Difference between the old and new riskometer rules:
In its circular, SEBI has provided for a detailed procedure through various benchmarks to assess the risk category, besides introducing a scoring system. A key difference is the introduction of a new risk category: ‘Very High.’ In other words, the 5-level riskometer has now been made a 6-level risk assessment tool. The market regulator has also stipulated a wide array of other rules such as:
- The risk level will be recalculated each month based on the fund’s actual portfolio.
- Along with evaluation on a monthly basis, the mutual funds and Asset Management Companies (AMCs) will have to provide the details pertaining to the riskometer along with portfolio disclosure of all mutual funds schemes on their own web portal as well as the website of Association of Mutual Funds in India. This has to be done within 10 days of the previous month’s closure.
- Fund houses have to provide the risk level of various mutual fund schemes on March 31 every financial year. Alongside, fund houses have been categorically asked to furnish details about the changes in riskometer throughout the financial year.
- If there is any change in the riskometer of a particular mutual fund scheme, it has to be communicated to the investors via SMS or email.
What are the benchmarks to determine the riskometer for different mutual fund schemes?
SEBI has detailed various parameters for various categories of mutual fund schemes, including debt mutual funds, equity mutual funds and others.
Additional Read: Investing in different asset classes based on their risk
New riskometer rules for equity mutual fund schemes:
As per the new rules, the risk assessment for equity mutual funds will be calculated based on three key factors: market capitalization, volatility and impact cost or liquidity measure. AMFI’s market capitalization data – published on a half-yearly basis- will be used for evaluating large cap, mid cap and small cap schemes, while the daily volatility of the security prices vis-a-vis the previous two years’ security price will be used for measuring volatility. The impact cost involves measuring the average impact cost of a particular security for the last three months. The risk value will be the simple average of all the three factors.
Additional Read: With the new SEBI rules, are Multi-cap funds worth the risk?
New riskometer rules for debt mutual fund schemes:
The debt funds will be assessed for risk based on calculating the simple average of:
- Credit risk: The new guidelines have provided for credit risk ranging from 1 (least risk) to 12 (below investment grade).
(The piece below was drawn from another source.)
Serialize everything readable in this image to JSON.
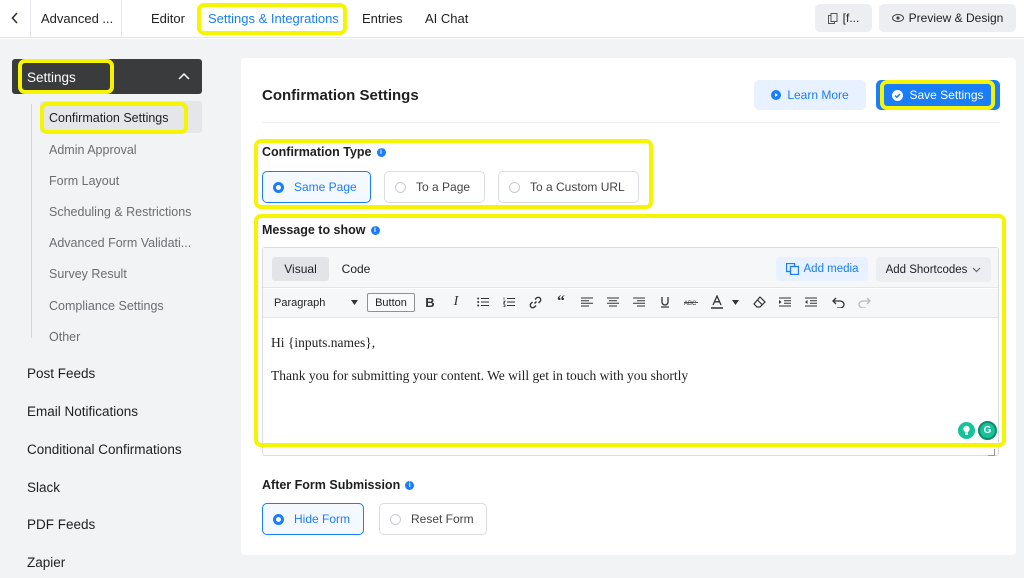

- Interest rate risk: As per the new rules, interest rate risk will range from 1 to 6.
- Liquidity risk: A 14-point scale has been provided after evaluating different variables such as structure of debt instruments, listing, credit, status and so on.
New riskometer rules for other funds:
SEBI has also provided detailed guidelines about risk assessment of other types of funds, including equity derivatives, stock and index futures, index and stock options, Real Estate Investment Trusts (REITs), Infrastructure Investment Trusts (InvITs), Gold Exchange Traded Funds (Gold-ETFs), foreign securities and so on.
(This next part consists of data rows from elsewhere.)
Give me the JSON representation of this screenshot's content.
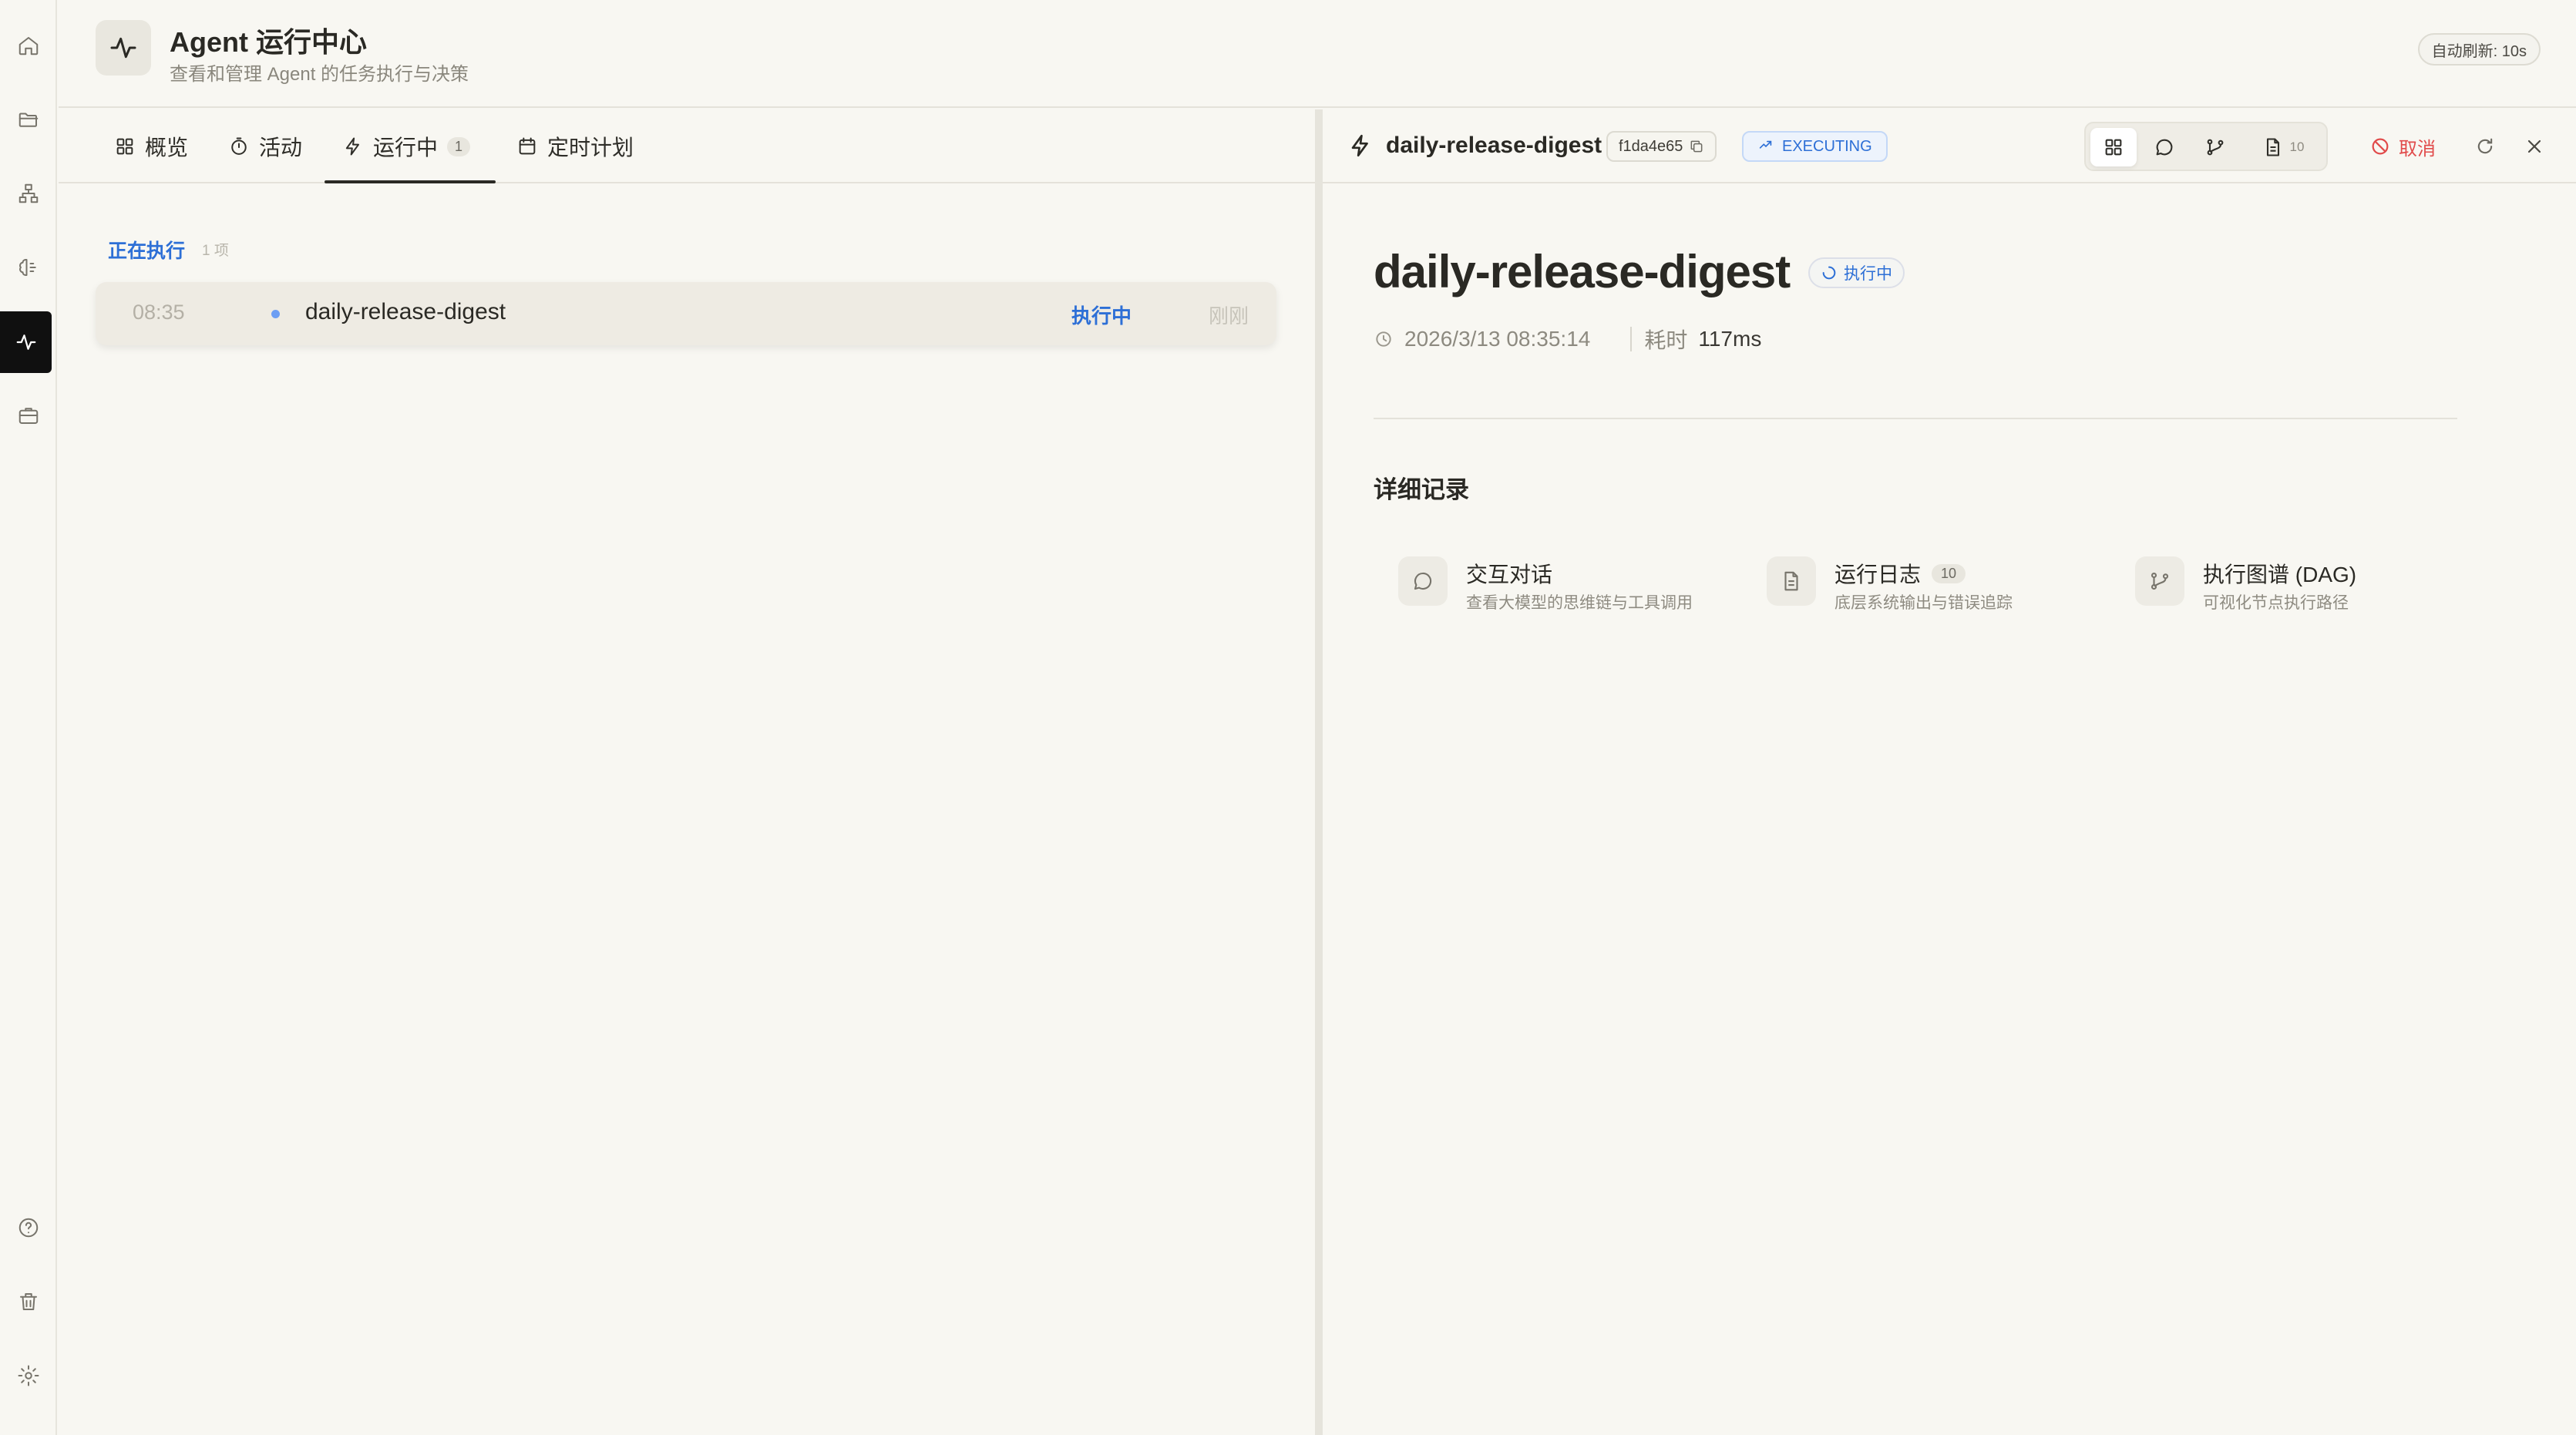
{
  "header": {
    "title": "Agent 运行中心",
    "subtitle": "查看和管理 Agent 的任务执行与决策",
    "auto_refresh": "自动刷新: 10s"
  },
  "sidebar": {
    "icons": [
      "home-icon",
      "folder-icon",
      "org-chart-icon",
      "brain-icon",
      "activity-icon",
      "briefcase-icon",
      "help-icon",
      "trash-icon",
      "settings-icon"
    ],
    "active": "activity-icon"
  },
  "tabs": [
    {
      "label": "概览",
      "icon": "grid-icon"
    },
    {
      "label": "活动",
      "icon": "timer-icon"
    },
    {
      "label": "运行中",
      "icon": "bolt-icon",
      "count": "1"
    },
    {
      "label": "定时计划",
      "icon": "calendar-icon"
    }
  ],
  "running": {
    "section_label": "正在执行",
    "section_count": "1 项",
    "rows": [
      {
        "time": "08:35",
        "name": "daily-release-digest",
        "status": "执行中",
        "ago": "刚刚"
      }
    ]
  },
  "detail": {
    "job_name": "daily-release-digest",
    "run_id": "f1da4e65",
    "state": "EXECUTING",
    "view_buttons": [
      {
        "icon": "grid-icon"
      },
      {
        "icon": "chat-icon"
      },
      {
        "icon": "branch-icon"
      },
      {
        "icon": "document-icon",
        "count": "10"
      }
    ],
    "cancel_label": "取消",
    "title": "daily-release-digest",
    "title_status": "执行中",
    "timestamp": "2026/3/13 08:35:14",
    "duration_label": "耗时",
    "duration_value": "117ms",
    "records_title": "详细记录",
    "records": [
      {
        "title": "交互对话",
        "desc": "查看大模型的思维链与工具调用",
        "icon": "chat-icon"
      },
      {
        "title": "运行日志",
        "badge": "10",
        "desc": "底层系统输出与错误追踪",
        "icon": "document-icon"
      },
      {
        "title": "执行图谱 (DAG)",
        "desc": "可视化节点执行路径",
        "icon": "branch-icon"
      }
    ]
  },
  "colors": {
    "accent_blue": "#2d6fd6",
    "danger_red": "#e14b4b",
    "background": "#f8f7f2",
    "active_rail": "#101010"
  }
}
Are the new riskometer rules more investor friendly?
If one wants to opt for mutual fund investments, then it can be safely said that the new riskometer rules have ushered in positive changes. Now, investors can remain vigilant and well-informed about the risk level of their fund portfolios. Fund houses and AMCs have to compulsorily disclose the risk levels each month, besides detailing the entire history of riskometer changes in a given financial year. This, in turn, means that there is no room for fudging and miscommunication of financial facts. The new rules will prevent attempts from fund distributors to sell mutual fund schemes, solely based on returns. One must always remember that a well-informed investor is susceptible to lower market risks.
Thus, the new riskometer rules have provided for investor friendly mutual funds. One must, however, remember that merely analyzing the riskometer will not provide you the complete picture. You must also have a proper understanding of the various aspects of mutual fund investments, besides having a sound investment strategy. Alongside, you must choose a trusted and reliable fund house/AMC.